# Diesel the golden puppy



## tashi (Dec 5, 2007)

My puppy Diesel taken out the dog paddock couple of days ago









Trying hard to look intelligent and failing miserably


----------



## Acacia86 (Dec 30, 2008)

What a gorgeous boy!


----------



## Colsy (Oct 3, 2008)

Diesel is a real scrummy puppy.

I know because we have met.


----------



## FREE SPIRIT (Jul 8, 2009)

He's gorgeous.


----------



## Spaniel mad (Jul 17, 2009)

he is stunning


----------



## tashi (Dec 5, 2007)

Thankyou folks he is certainly quite a lump of a boy and his sister is equally as stunning will try to get some photos of her soon - bet you can see how much he has grown Colsy


----------



## Colsy (Oct 3, 2008)

He has grown huge in just over a month.
But he's still scrummy.


----------



## tashi (Dec 5, 2007)

Looking forward to showing him when he makes his debut at the end of December, cant wait to have a boy dog to show again


----------



## davehyde (Jul 13, 2009)

how old is he?
looks nice and chunky just like mine does.
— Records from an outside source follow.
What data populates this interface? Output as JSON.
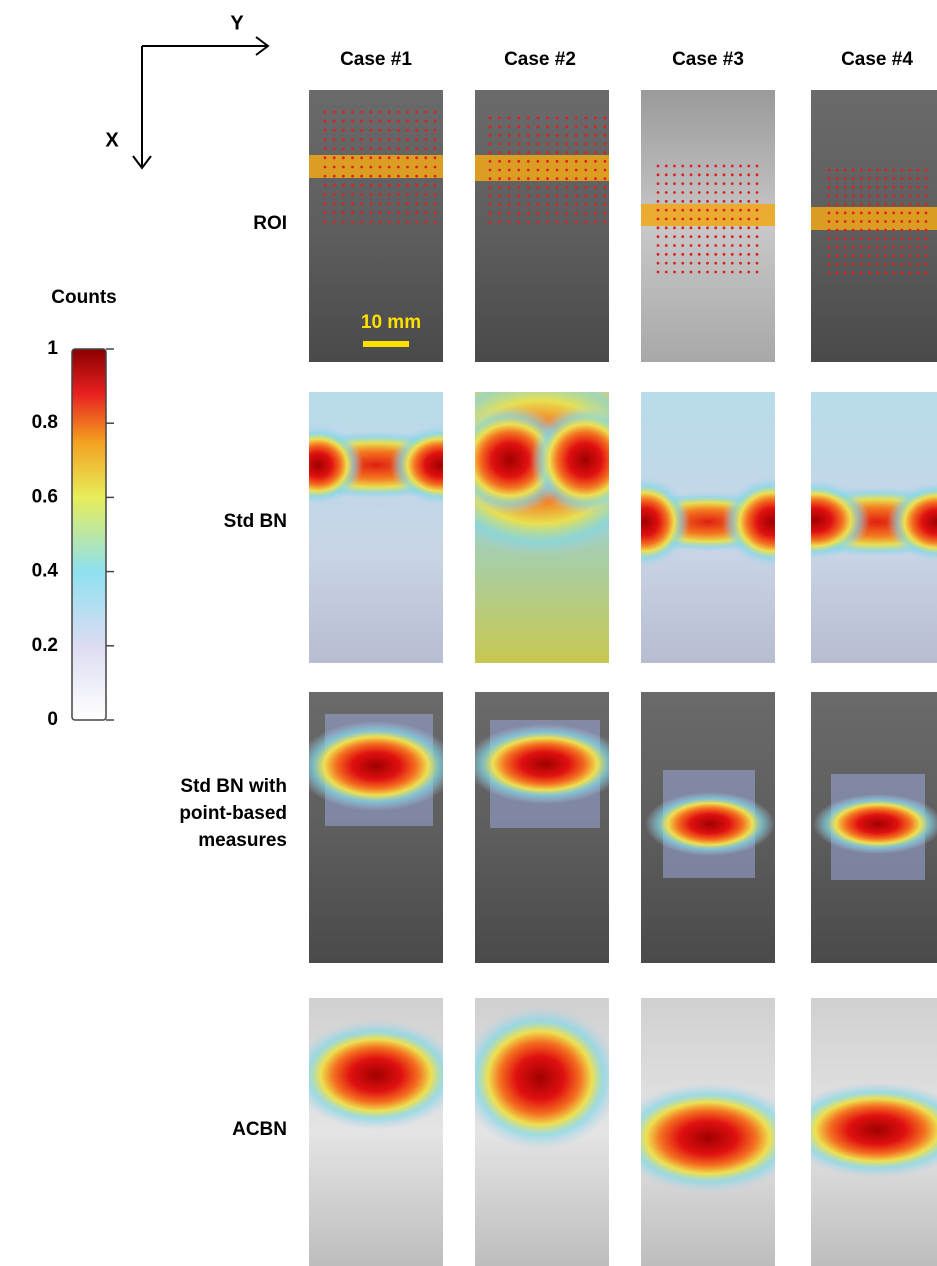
{
  "axes": {
    "x_label": "X",
    "y_label": "Y"
  },
  "columns": [
    "Case #1",
    "Case #2",
    "Case #3",
    "Case #4"
  ],
  "rows": [
    {
      "lines": [
        "ROI"
      ]
    },
    {
      "lines": [
        "Std BN"
      ]
    },
    {
      "lines": [
        "Std BN with",
        "point-based",
        "measures"
      ]
    },
    {
      "lines": [
        "ACBN"
      ]
    }
  ],
  "scale_bar": "10 mm",
  "colorbar": {
    "title": "Counts",
    "lim": [
      0,
      1
    ],
    "ticks": [
      0,
      0.2,
      0.4,
      0.6,
      0.8,
      1
    ]
  }
}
i love goldens, cant get a better dog in my opinion.


----------



## tashi (Dec 5, 2007)

davehyde said:


> how old is he?
> looks nice and chunky just like mine does.
> 
> i love goldens, cant get a better dog in my opinion.


he is 4 months


----------



## davehyde (Jul 13, 2009)

tashi said:


> he is 4 months


awesome looking dog tash.

we had ours clipped for a show last month, asked for a little thining and feet to stops.

geez she scalped him, looked like a lab. no feathers or nowt.
he still got 3 firsts and 2 2nds, best pup in breed.

but i cant help feeling he would have done much better in full gr coat.

we never went to the nw retirever show cos of it and we were entered.


----------



## tashi (Dec 5, 2007)

davehyde said:


> awesome looking dog tash.
> 
> we had ours clipped for a show last month, asked for a little thining and feet to stops.
> 
> ...


was that the one last weekend we were going to go but went to a champ show in Dartford instead


----------



## davehyde (Jul 13, 2009)

ye i think it was, in stockport on sunday.


----------



## lifeizsweet (Jun 7, 2009)

He's gorgeous!!


----------



## tashi (Dec 5, 2007)

davehyde said:


> ye i think it was, in stockport on sunday.


yep thats the one, got one in Stafford now on Friday


----------



## davehyde (Jul 13, 2009)

who is he out of tash?

ours is out of shardanell all that jazz s and bowshella cotton d


----------



## tashi (Dec 5, 2007)

davehyde said:


> who is he out of tash?
> 
> ours is out of shardanell all that jazz s and bowshella cotton d


out of one of our homebred bitches by a champion dog from Yorkshire


----------



## Ducky (Nov 23, 2008)

WOW! he is absolutely amazing!


----------



## tashi (Dec 5, 2007)

Ducky said:


> WOW! he is absolutely amazing!


Thankyou just waiting for the 'brain' to develop now lol


----------



## CreativeLC (Aug 13, 2008)

Awww Diesel is a cutie


----------



## DennyJames (Oct 21, 2009)

I want him! haha, great dog you have here


----------



## Ducky (Nov 23, 2008)

tashi said:


> Thankyou just waiting for the 'brain' to develop now lol


aww he doesnt need one with those looks


----------